Chinese empress dowager (d. 402)

Empress Dowager Ding (丁太后, personal name unknown) (died 402), formally Empress Xianyou (獻幽皇后, literally "the wise and lonely empress") was an empress dowager of the Xianbei-ruled Later Yan dynasty of China. She was a concubine of Murong Bao (Emperor Huimin) and the mother of Murong Sheng (Emperor Zhaowu).

==Life==
She gave birth to Murong Sheng while Murong Bao was serving as a low-level Former Qin official, in 373. What happened to her during the next three decades were not clear, but at the time when Murong Bao, then emperor of Later Yan, and Murong Sheng were fleeing from rebellions in 398, she was at the capital Longcheng (龍城, in modern Jinzhou, Liaoning). At this time, she was carefully served by her daughter-in-law Princess Lan, despite the fact that Longcheng was under the control of Princess Lan's father Lan Han, who would set a trap for Murong Bao and have him killed later that year, and then claim the throne. Murong Sheng was spared, however, because he was Lan Han's son-in-law, and he soon overthrew Lan Han in a coup and reestablished Later Yan as its emperor.

He did not initially honor her as empress dowager, as that honor belonged to Murong Bao's wife Empress Duan, but he did honor her with the title Empress Xianzhuang. After Empress Dowager Duan died in 400, he honored her as empress dowager. Because of how Princess Lan protected both her and Murong Sheng, when Murong Sheng considered executing her as the daughter of a traitor, Empress Dowager Ding greatly opposed it, and Princess Lan was spared, although she would never be empress.

Sometime during Murong Sheng's reign, Empress Dowager Ding started an affair with Murong Bao's younger brother, Murong Xi the Duke of Hejian—who was 12 years her son Murong Sheng's junior. After Murong Sheng was assassinated in a failed coup attempt in 401, she therefore forced the officials to bypass both Murong Sheng's son, Murong Ding (慕容定) the Crown Prince, and Murong Sheng's younger brother Murong Yuan (慕容元) the Duke of Pingyuan, whom most officials favored.

Empress Dowager Ding's affair with Murong Xi continued. However, in 402, Murong Xi took two daughters of the official Fu Mo (苻謨) -- Fu Song'e and Fu Xunying as concubines, and favored them greatly—particularly Fu Xunying. By comparison, his affair with Empress Dowager Ding cooled off, and she became angry.
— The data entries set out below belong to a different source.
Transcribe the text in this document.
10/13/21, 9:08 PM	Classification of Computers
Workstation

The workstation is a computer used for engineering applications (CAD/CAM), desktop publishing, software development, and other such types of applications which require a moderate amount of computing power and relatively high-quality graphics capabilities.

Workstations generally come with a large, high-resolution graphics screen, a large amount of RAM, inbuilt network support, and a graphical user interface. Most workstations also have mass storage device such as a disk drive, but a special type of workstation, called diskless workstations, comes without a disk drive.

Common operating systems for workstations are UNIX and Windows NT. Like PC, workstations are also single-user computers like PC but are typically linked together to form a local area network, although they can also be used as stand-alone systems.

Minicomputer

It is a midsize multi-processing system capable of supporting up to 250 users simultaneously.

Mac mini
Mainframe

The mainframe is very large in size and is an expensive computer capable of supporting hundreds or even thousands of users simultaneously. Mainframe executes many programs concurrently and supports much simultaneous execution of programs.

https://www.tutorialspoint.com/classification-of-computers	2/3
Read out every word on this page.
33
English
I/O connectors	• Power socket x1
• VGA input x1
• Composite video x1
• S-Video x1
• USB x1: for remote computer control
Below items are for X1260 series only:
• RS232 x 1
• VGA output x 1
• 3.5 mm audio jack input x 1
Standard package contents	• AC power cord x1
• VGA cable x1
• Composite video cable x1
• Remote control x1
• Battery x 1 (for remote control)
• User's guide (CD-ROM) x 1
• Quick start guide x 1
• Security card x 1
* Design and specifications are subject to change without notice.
She plotted with her nephew Ding Xin (丁信) to depose Murong Xi and replace him with another younger brother of her son, Murong Yuan (慕容淵, note different character than his brother) the Duke of Zhangwu. The plot was discovered, and Murong Xi executed Ding Xin and Murong Yuan and forced Empress Dowager Ding to commit suicide, but still buried her with honors due to being an empress.